A console has a visual part (stdout=display) and an input part (stdin=keyboard). There’re several filters applied to the visual part. The reason is the universal character encoding (UTF-8, Unicode) and the limitation of display devices (for text-mode and 8-bit character fonts). That is why there’re many code pages (limited sets of characters from a huge range of all possible Unicode characters). The non-visual part works with native characters, i.e. it uses UTF-8 and there’s not any filter applied. However, the display uses a code page to translate UTF-8 encodings into visible symbols on the screen. Sometimes non-visual parts may be affected to when it is required by compatibility points. So the keyboard driver requires translation tables (a virtual key code and a corresponding UTF-32 code) and the kernel provides all code page related stuff so the console driver needs a code page identifier only.

FILE SYSTEM RELATION

There are two ways to implement it:

1)      The system maintains a list of file descriptors. The descriptor contains information about volume, access type, process, device driver (if it’s a block device opened)… The descriptor is unique. There is also a global list of file references, which refer to a descriptor and keep current position/operation info etc. Besides there is s per process lists of ID’s of such references. So we have a two-layered system:

·        Unique descriptors;

·        References.

The FS driver may also have a list of descriptors and references. When the FS layer uses FS driver it passes the needed information and provides pointers to store private data.

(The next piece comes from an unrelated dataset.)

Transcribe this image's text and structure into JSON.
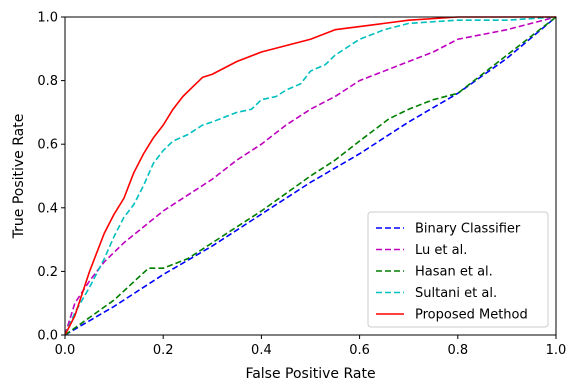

2)      The system maintains a list of references only. Each entry contains the type identifier (IO device or a file), device id, handle got from the device and custom data pointer provided to the device. The handles are used when accessing devices. It is the business of a device to maintain needed descriptors and further references…

 

I think the second way will be implemented, i.e. the devices provide ready to use references and do not tell descriptor identifiers… When you open a device, its request function returns a handle identifier so that future requests use that handle.



[1] Also known as Juras Benesz, ybx, exhu, Juras B., juras.